Rudie Wilhelm, Inducted 2001

Rudie Wilhelm

Oregonian sportswriter George Cowne once expressed insights into Rudie Wilhelm's productive golf career:

"Watching Rudie bang out one of his patented long drives to the center of the fairway or to see him place a well-struck iron next to the flag, one would scarcely believe that this Oregon champion had begun the game as a left-hander."

But Rudie, when he began playing golf at age 12, was indeed a southpaw. And like most champions of his era, Wilhelm started out as a caddie, in his case, at Waverley Country Club in Portland. Showing considerable early promise, the youngster was tutored by Waverley pro, Jack Moffatt. In those days, professionals believed golf champions could not play from the "wrong side." So Moffatt instructed the youngster to turn around and golf right-handed. Moffatt's advice soon paid dividends when Rudie won his first golf title, Portland's Caddie Championship, in 1902. Wilhelm's initial success was apparently insufficient motivation for him to continue. He gave up the game for the next 12 years, not returning to golf until 1914.

Wilhelm and Portland Golf Club

Meanwhile, a group of golfers was forming Portland Golf Club. Wilhelm would join Portland as a charter member, and was instrumental in its development over the years. In 1914 he garnered his first "big" tournament, the Oregon Amateur Championship, becoming the first non-Waverley member to win that event. Wilhelm later held dual memberships at Waverley and Portland, and played on the Davis Cup teams of both clubs.

In 1916 at Portland Golf Club, Wilhelm became the first amateur to win the Northwest Open, shooting 69 and 71 over the concluding two rounds. The field included 22 professionals as well as such fine amateurs as Dixie Fleager, Chandler Egan and Bon Stein. Wilhelm's success stemmed from a wonderful ability to control his wooden clubs. While others would play safe with irons to avoid out-of-bounds or hazards, Rudie showed no fear, using his trusty driver or brassie at every opportunity.

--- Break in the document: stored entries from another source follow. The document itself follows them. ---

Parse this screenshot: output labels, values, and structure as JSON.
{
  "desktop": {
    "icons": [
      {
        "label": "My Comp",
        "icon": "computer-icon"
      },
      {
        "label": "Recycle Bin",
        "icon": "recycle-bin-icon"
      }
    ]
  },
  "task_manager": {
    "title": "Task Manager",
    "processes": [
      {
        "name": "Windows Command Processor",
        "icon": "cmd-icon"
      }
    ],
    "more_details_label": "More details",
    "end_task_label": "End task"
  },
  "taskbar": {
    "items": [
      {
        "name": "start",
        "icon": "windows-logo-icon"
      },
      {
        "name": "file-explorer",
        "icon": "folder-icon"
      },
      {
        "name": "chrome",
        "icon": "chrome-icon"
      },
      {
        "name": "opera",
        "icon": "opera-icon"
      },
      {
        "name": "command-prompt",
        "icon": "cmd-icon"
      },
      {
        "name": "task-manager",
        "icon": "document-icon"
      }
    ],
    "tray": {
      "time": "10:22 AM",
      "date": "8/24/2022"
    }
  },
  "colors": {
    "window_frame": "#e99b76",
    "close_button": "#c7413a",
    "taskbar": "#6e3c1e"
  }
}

The 1917 PNGA Men's Amateur Championship was contested at Waverley Country Club, a course Wilhelm knew well. Rudie did not disappoint the local crowds, defeating Fleager in the final. Because of World War I, the PNGA did not award trophies in 1917, issuing medals instead. For the next four years, Wilhelm was Oregon's reigning Men's Amateur champion, a feat not since duplicated. (Frank Dolp was next with three consecutive titles.) Another accomplishment not since matched: Wilhelm finished either as a finalist or semi­finalist in every Oregon Amateur he entered.

Rudie ventured onto the national golf scene and was moderately successful. In two U.S. Amateurs – at the Engineers Club in New York in 1920 and St. Louis Country Club in 1921 – he missed the round of 32 each time by a paltry two strokes.

Wilhelm's final great showing in the PNGA Men's Amateur Championship came at Victoria's Royal Colwood Golf & Country Club in 1927, when he waged a classic duel with fellow Oregonian, Frank Dolp. After defeating Dolp 2 & 1, Rudie gave all the credit for the victory – as well as his entire set of clubs (which he'd used for most of the 1920's) – to his caddie.

Over his illustrious PNGA career, Wilhelm won more tournaments in a single year than any other player, a feat he accomplished in 1919, 1921, 1923 and 1924.

Wilhelm's advice to young golfers was simple: Keep your eye on the ball, and practice, practice, practice. Unlike many of his contemporaries, Wilhelm's playing time was limited due to family commitments and a growing trucking company, Wilhelm Transfer, a business later managed by his son, Rudie Wilhelm Jr.